I have been doing my “homework” so I won’t be panicky when the day comes that I may need to make a decision to help my Girl. I want to have my plan and be organized. One mobile Vet told me that Lymphoma is not really painful but makes you feel crummy and lethargic. That was a relief. Apparently (all five veterinarians said the same) that the steroids are a form of chemotherapy and will help shrink Moki’s lymph glands that are fighting the cancer cells.
It will not cure the cancer, but help her to feel better. If she feels better and not suffering anything then that is good for me. I have to remember that she can pick up whatever I am feeling too. I need to remind her that with me missing her in my life that I will be ok and she can choose to “leave” when she needs. My wish for her is that she have a peace and ease in her transition and I will be with her as much as I can to make her as comfortable as she can be on this last leg of her journey here on earth.

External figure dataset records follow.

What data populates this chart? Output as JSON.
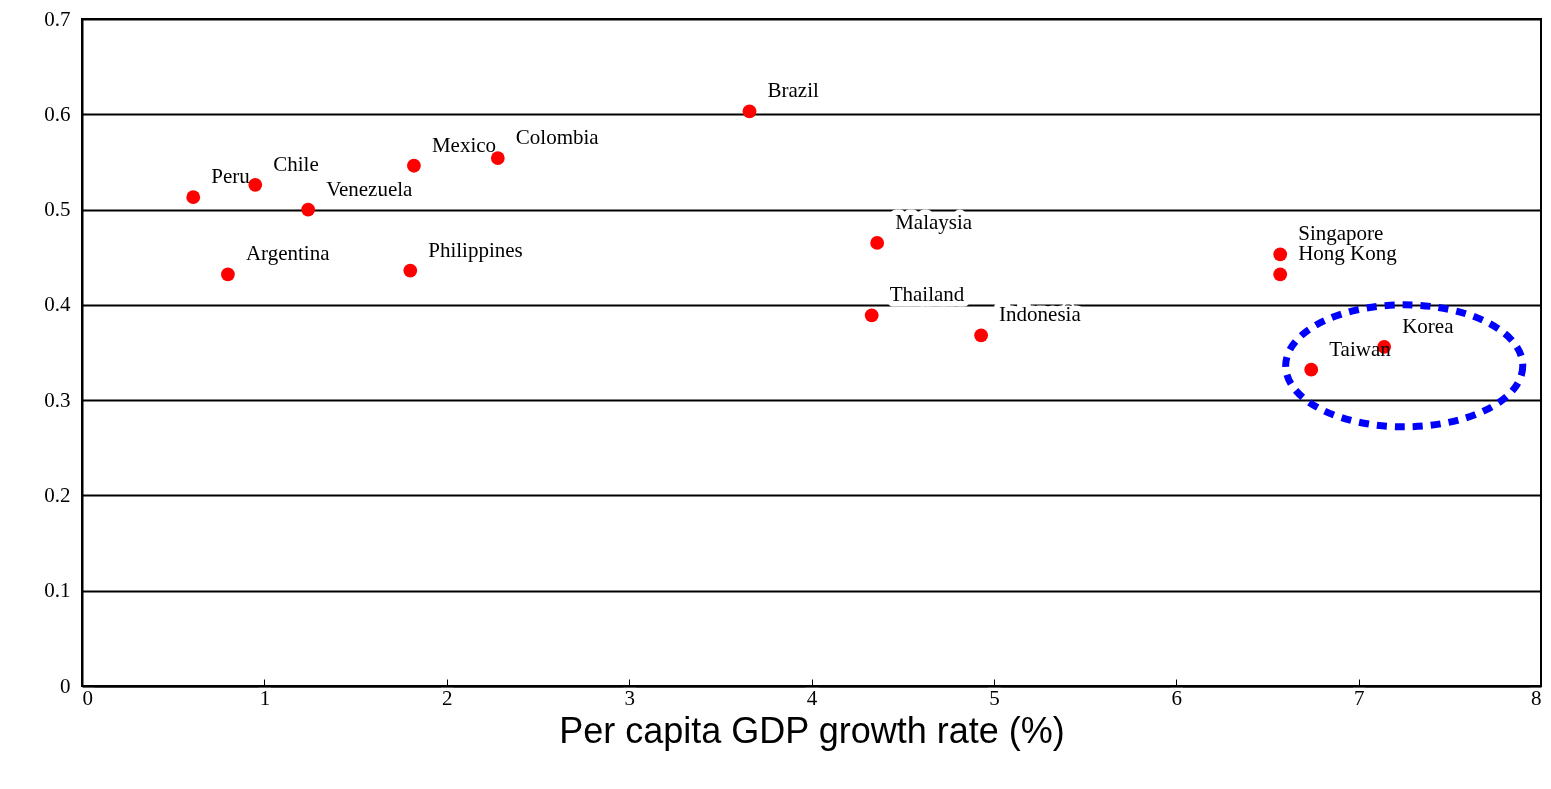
{
  "chart_data": {
    "type": "scatter",
    "xlabel": "Per capita GDP growth rate (%)",
    "x": [
      0.61,
      0.8,
      0.95,
      1.24,
      1.8,
      1.82,
      2.28,
      3.66,
      4.36,
      4.33,
      4.93,
      6.57,
      6.57,
      7.14,
      6.74
    ],
    "values": [
      0.513,
      0.432,
      0.526,
      0.5,
      0.436,
      0.546,
      0.554,
      0.603,
      0.465,
      0.389,
      0.368,
      0.453,
      0.432,
      0.356,
      0.332
    ],
    "color": "#ff0000",
    "marker": "circle",
    "xlim": [
      0,
      8
    ],
    "xticks": [
      0,
      1,
      2,
      3,
      4,
      5,
      6,
      7,
      8
    ],
    "ylim": [
      0,
      0.7
    ],
    "yticks": [
      0,
      0.1,
      0.2,
      0.3,
      0.4,
      0.5,
      0.6,
      0.7
    ],
    "grid": "y",
    "annotations": [
      {
        "text": "Peru",
        "x": 0.61,
        "y": 0.513
      },
      {
        "text": "Argentina",
        "x": 0.8,
        "y": 0.432
      },
      {
        "text": "Chile",
        "x": 0.95,
        "y": 0.526
      },
      {
        "text": "Venezuela",
        "x": 1.24,
        "y": 0.5
      },
      {
        "text": "Philippines",
        "x": 1.8,
        "y": 0.436
      },
      {
        "text": "Mexico",
        "x": 1.82,
        "y": 0.546
      },
      {
        "text": "Colombia",
        "x": 2.28,
        "y": 0.554
      },
      {
        "text": "Brazil",
        "x": 3.66,
        "y": 0.603
      },
      {
        "text": "Malaysia",
        "x": 4.36,
        "y": 0.465
      },
      {
        "text": "Thailand",
        "x": 4.33,
        "y": 0.389
      },
      {
        "text": "Indonesia",
        "x": 4.93,
        "y": 0.368
      },
      {
        "text": "Singapore",
        "x": 6.57,
        "y": 0.453
      },
      {
        "text": "Hong Kong",
        "x": 6.57,
        "y": 0.432
      },
      {
        "text": "Korea",
        "x": 7.14,
        "y": 0.356
      },
      {
        "text": "Taiwan",
        "x": 6.74,
        "y": 0.332
      }
    ]
  }
}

Moki is 16 or 17 years old and I don’t want to make her uncomfortable with tests, chemo, etc. Today, Moki has more energy and I have cooked some special meals for her. One Vet said to go to Costco (warehouse store) and buy the large ground beef package, make some white rice and add some carrots or spinach to the mix. She told me that dogs with Lymphoma should have a high protein meal, with 75%-80% in protein. Best ratio would be ~ 3 cups protein to 1 cup of rice, with veggies mixed in.
I also boiled some bones with meat on it and kept the water to put on whatever I am feeding her. She is diggin’ it!
My conversations with the veterinarians were very helpful and informative. I am feeling better informed on how to deal with some situations that could arise in the not too distant future. My Pet First!!!
MOKI is LOVED by many people! Thank you all for loving this great girl so much!